La ricerca sul Gesù storico (II parte)
di Andrea Lonardo
Due diversi filoni di ricerca storica hanno contestato, in tempi recenti, l’attendibilità storica dei vangeli, il primo richiamandosi ai vangeli apocrifi, il secondo facendo riferimento al radicamento ebraico della figura di Gesù.
La prima corrente ha condotto i suoi studi a partire dalla scoperta di manoscritti di vangeli gnostici che erano già noti dalle fonti antiche, ma che è stato possibile leggere interamente a partire dal dicembre 1945 quando due fratelli di al-Qasr, l’antica Chenoboskion, in Egitto hanno portato fortunosamente alla luce la cosiddetta biblioteca di Nag Hammadi, cioè una giara contenente tredici codici che, a loro volta, contenevano cinquantadue diversi scritti gnosticizzanti. La recente pubblicazione del cosiddetto Vangelo di Giuda – un testo minore e decisamente meno importante di quelli di Nag Hammadi – ha dato un ulteriore contributo alla conoscenza dello gnosticismo del II e III secolo d.C.
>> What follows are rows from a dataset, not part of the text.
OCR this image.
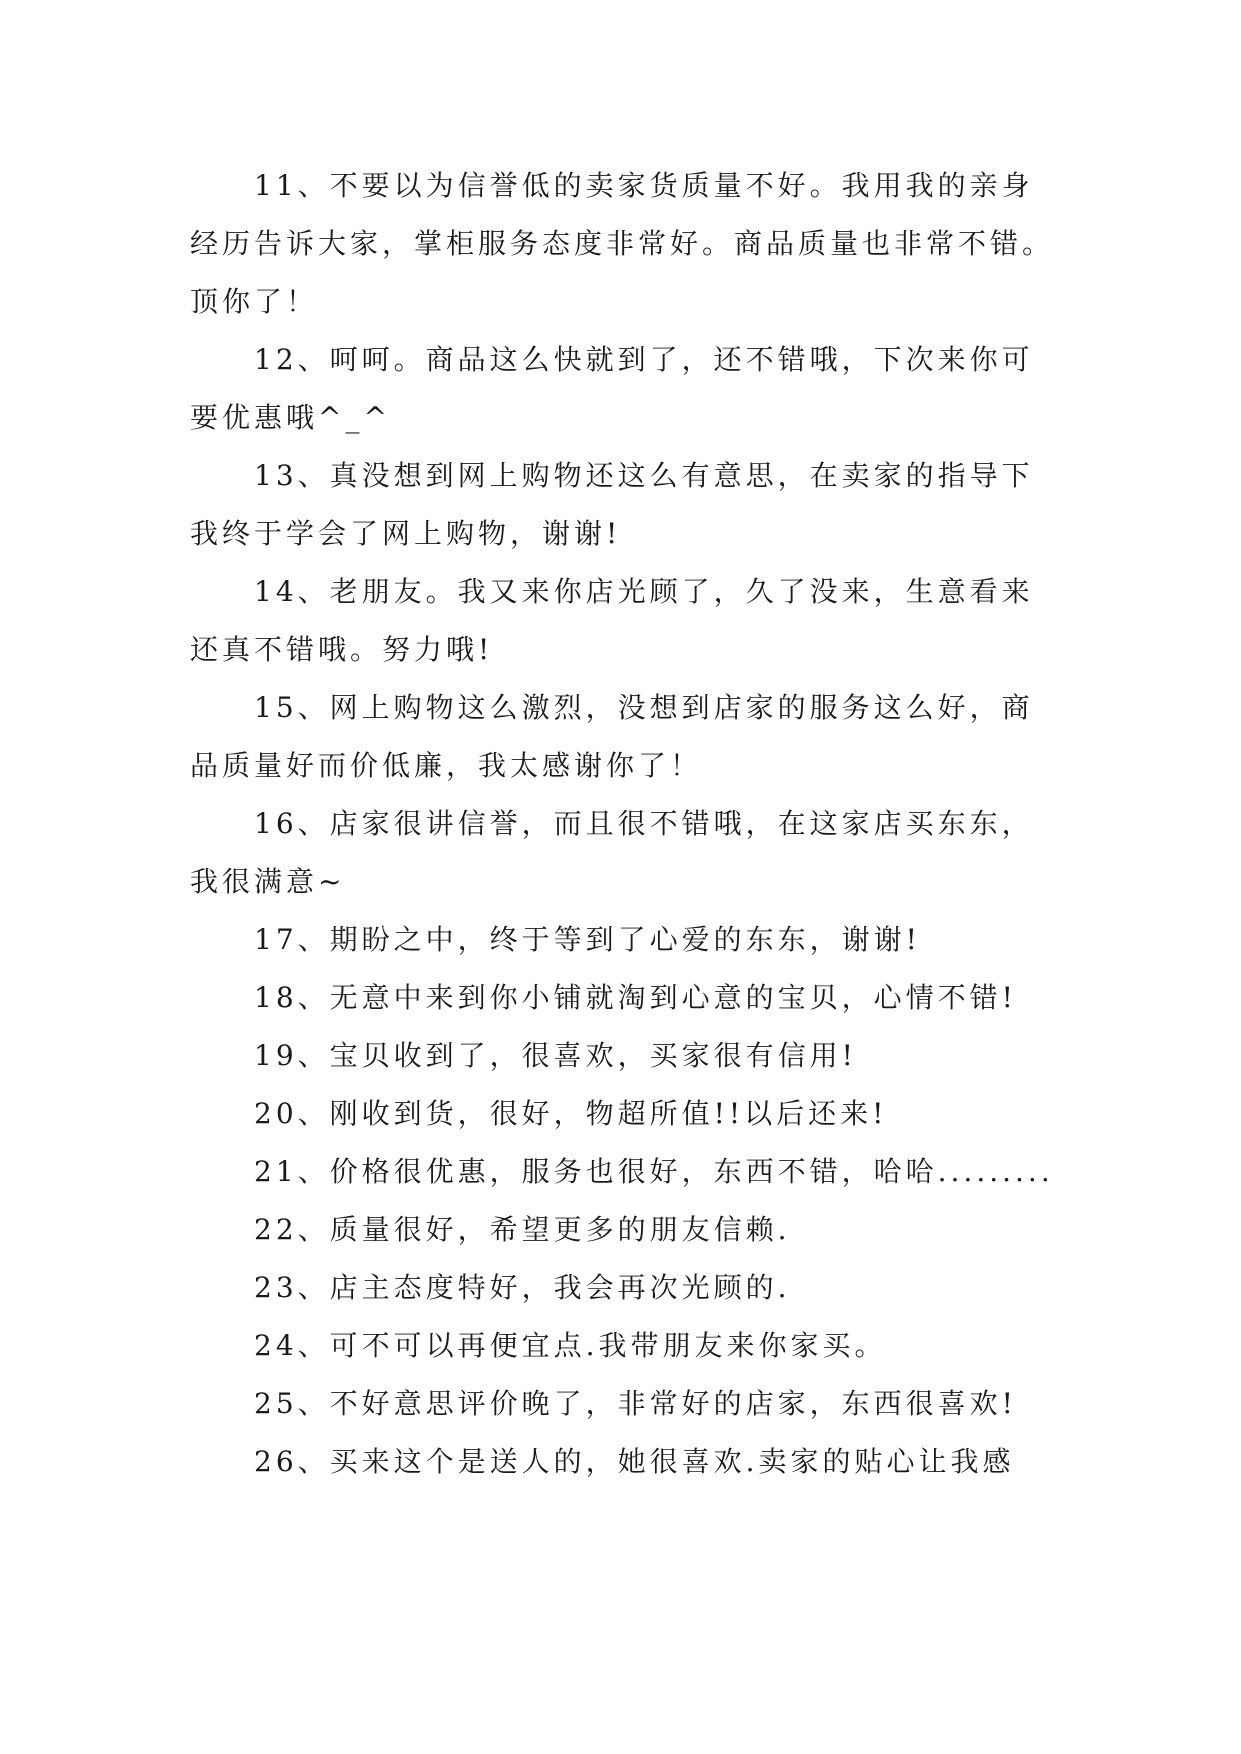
11、不要以为信誉低的卖家货质量不好。我用我的亲身经历告诉大家，掌柜服务态度非常好。商品质量也非常不错。顶你了！

12、呵呵。商品这么快就到了，还不错哦，下次来你可要优惠哦^_^

13、真没想到网上购物还这么有意思，在卖家的指导下我终于学会了网上购物，谢谢!

14、老朋友。我又来你店光顾了，久了没来，生意看来还真不错哦。努力哦!

15、网上购物这么激烈，没想到店家的服务这么好，商品质量好而价低廉，我太感谢你了！

16、店家很讲信誉，而且很不错哦，在这家店买东东，我很满意~

17、期盼之中，终于等到了心爱的东东，谢谢!

18、无意中来到你小铺就淘到心意的宝贝，心情不错!

19、宝贝收到了，很喜欢，买家很有信用!

20、刚收到货，很好，物超所值!!以后还来!

21、价格很优惠，服务也很好，东西不错，哈哈.........

22、质量很好，希望更多的朋友信赖.

23、店主态度特好，我会再次光顾的.

24、可不可以再便宜点.我带朋友来你家买。

25、不好意思评价晚了，非常好的店家，东西很喜欢!

26、买来这个是送人的，她很喜欢.卖家的贴心让我感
Alcuni dei testi scoperti nel ’45, così come lo stesso Vangelo di Giuda, presentano un Gesù con tratti fortemente improntati allo gnosticismo. Lo gnosticismo antico fiorì tra il II ed il III secolo d.C. ed ebbe il suo maestro più grande in Valentino che insegnò, come del resto Marcione, in Roma, ma era diffuso nel contesto ellenistico di allora e venne successivamente esportato nel mondo copto – i testi copti di Nag Hammadi si rivelano tutti come traduzioni da originali greci.
Lo gnosticismo si caratterizzava, pur nella diversità delle sue posizioni, come un sistema dualistico che professava una discesa del divino nel mondo materiale ritenuto come negativo al fine di recuperare in esso quei frammenti di luce che si erano allontanati dall’unità originaria a motivo di un imprecisato peccato ed erano così stati imprigionati dalla materia e dal demiurgo che ne era responsabile.
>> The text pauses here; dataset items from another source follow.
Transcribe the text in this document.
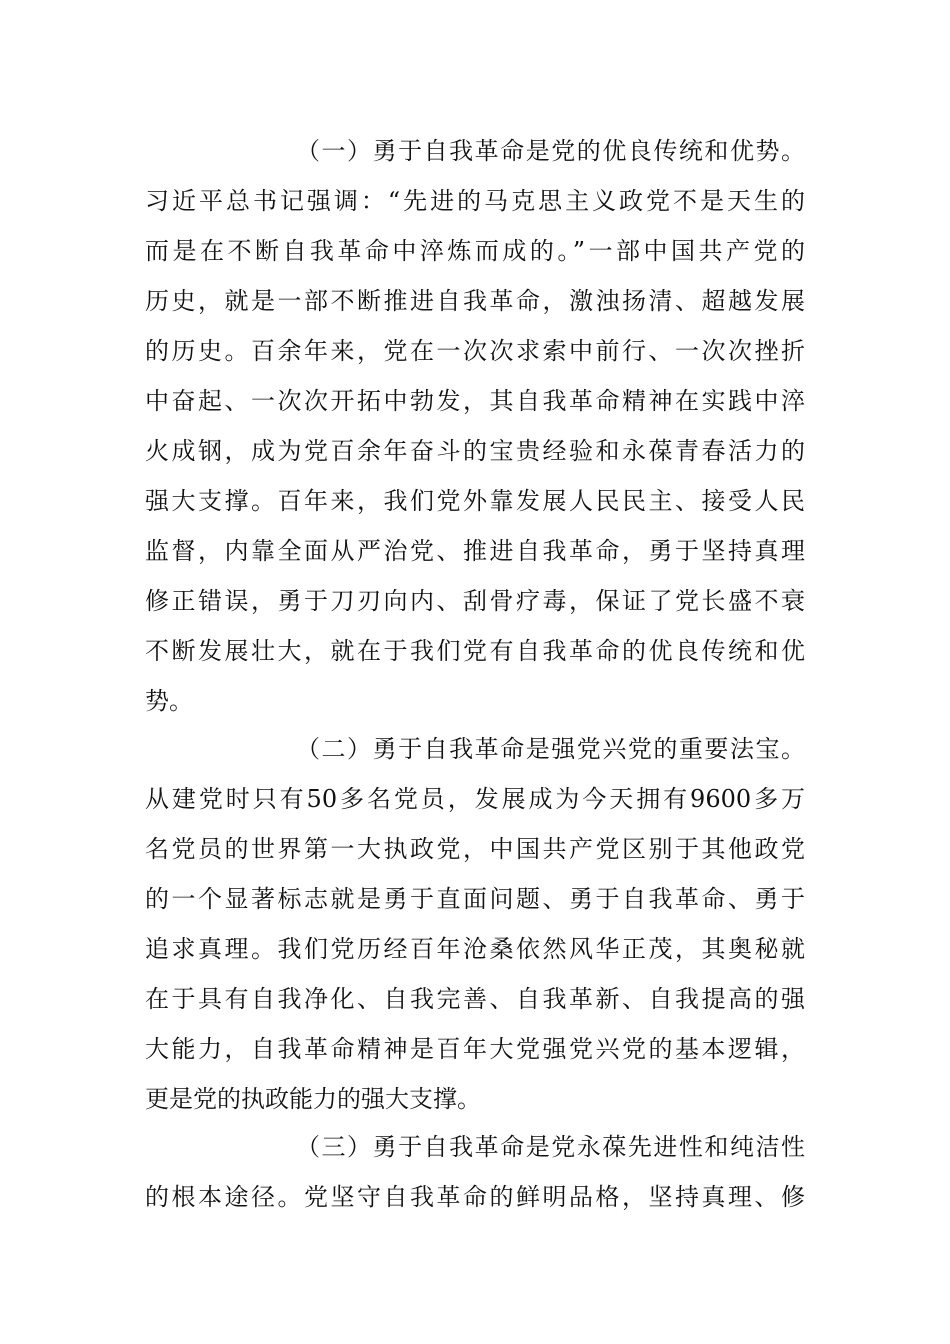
（一）勇于自我革命是党的优良传统和优势。
习近平总书记强调：“先进的马克思主义政党不是天生的
而是在不断自我革命中淬炼而成的。”一部中国共产党的
历史，就是一部不断推进自我革命，激浊扬清、超越发展
的历史。百余年来，党在一次次求索中前行、一次次挫折
中奋起、一次次开拓中勃发，其自我革命精神在实践中淬
火成钢，成为党百余年奋斗的宝贵经验和永葆青春活力的
强大支撑。百年来，我们党外靠发展人民民主、接受人民
监督，内靠全面从严治党、推进自我革命，勇于坚持真理
修正错误，勇于刀刃向内、刮骨疗毒，保证了党长盛不衰
不断发展壮大，就在于我们党有自我革命的优良传统和优
势。
（二）勇于自我革命是强党兴党的重要法宝。
从建党时只有50多名党员，发展成为今天拥有9600多万
名党员的世界第一大执政党，中国共产党区别于其他政党
的一个显著标志就是勇于直面问题、勇于自我革命、勇于
追求真理。我们党历经百年沧桑依然风华正茂，其奥秘就
在于具有自我净化、自我完善、自我革新、自我提高的强
大能力，自我革命精神是百年大党强党兴党的基本逻辑，
更是党的执政能力的强大支撑。
（三）勇于自我革命是党永葆先进性和纯洁性
的根本途径。党坚守自我革命的鲜明品格，坚持真理、修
I vangeli gnostici si caratterizzano così per una decisa accentuazione della componente divina del Cristo fino al punto di negarne la carne, l’umanità, le passioni, gli affetti.
È emblematica a questo proposito un’espressione che viene messa in bocca a Gesù proprio nel Vangelo di Giuda che, rivolgendosi al traditore, gli dice: «Ma tu [Giuda”> sarai maggiore tra loro. Poiché sacrificherai l’uomo che mi riveste» (Vangelo di Giuda 56 rr. 17-20). Il passo diviene chiaro proprio nel contesto mentale gnostico: Giuda è il discepolo prediletto perché tradendo Gesù lo consegna alla morte e, morendo, finalmente il Cristo potrà sfuggire alla schiavitù della carne per tornare ad essere puro spirito.
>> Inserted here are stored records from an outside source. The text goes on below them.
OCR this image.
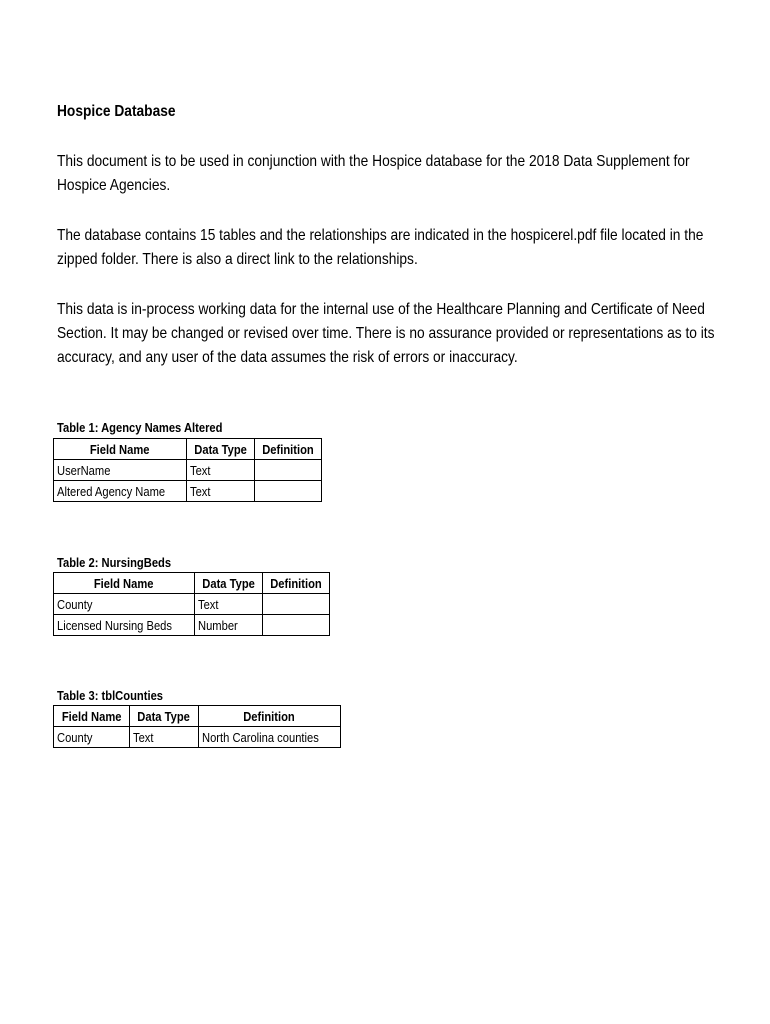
Hospice Database
This document is to be used in conjunction with the Hospice database for the 2018 Data Supplement for
Hospice Agencies.
The database contains 15 tables and the relationships are indicated in the hospicerel.pdf file located in the
zipped folder. There is also a direct link to the relationships.
This data is in-process working data for the internal use of the Healthcare Planning and Certificate of Need
Section. It may be changed or revised over time. There is no assurance provided or representations as to its
accuracy, and any user of the data assumes the risk of errors or inaccuracy.
Table 1: Agency Names Altered
Field Name	Data Type	Definition
UserName	Text	
Altered Agency Name	Text	
Table 2: NursingBeds
Field Name	Data Type	Definition
County	Text	
Licensed Nursing Beds	Number	
Table 3: tblCounties
Field Name	Data Type	Definition
County	Text	North Carolina counties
Il vangelo gnostico più antico è il cosiddetto Vangelo di Tommaso, che si presenta come una raccolta di detti, precisamente centoquattordici, di Gesù. La sua forma è, in qualche modo analoga a quella che si ipotizza abbia avuto la fonte Q, uno dei testi oggi perduti che gli evangelisti utilizzarono nella composizione dei sinottici e che doveva caratterizzarsi come una raccolta di frasi del Cristo senza contenere racconti di episodi della sua vita.
Ma anche questo testo si rivela, alla fin fine, come inutile alla ricostruzione del Gesù storico, proprio perché presenta un Gesù assolutamente disincarnato, secondo la prospettiva tipica dello gnosticismo.
In un recente saggio lo storico Giorgio Jossa ha scritto in proposito: «salvo rarissime eccezioni, la figura del Cristo gnostico non ha nulla a che fare col Gesù storico». E si può tranquillamente aggiungere che in tutti quei casi in cui ha a che fare con il Gesù della storia concorda pienamente con i vangeli canonici, anzi ne è debitore.
Evidentemente i vangeli gnostici, essendo tutti posteriori alla predicazione apostolica ed ai quattro vangeli di Marco, Matteo, Luca e Giovanni, ne riprendevano i motivi, rileggendoli nella nuova ottica che proponevano.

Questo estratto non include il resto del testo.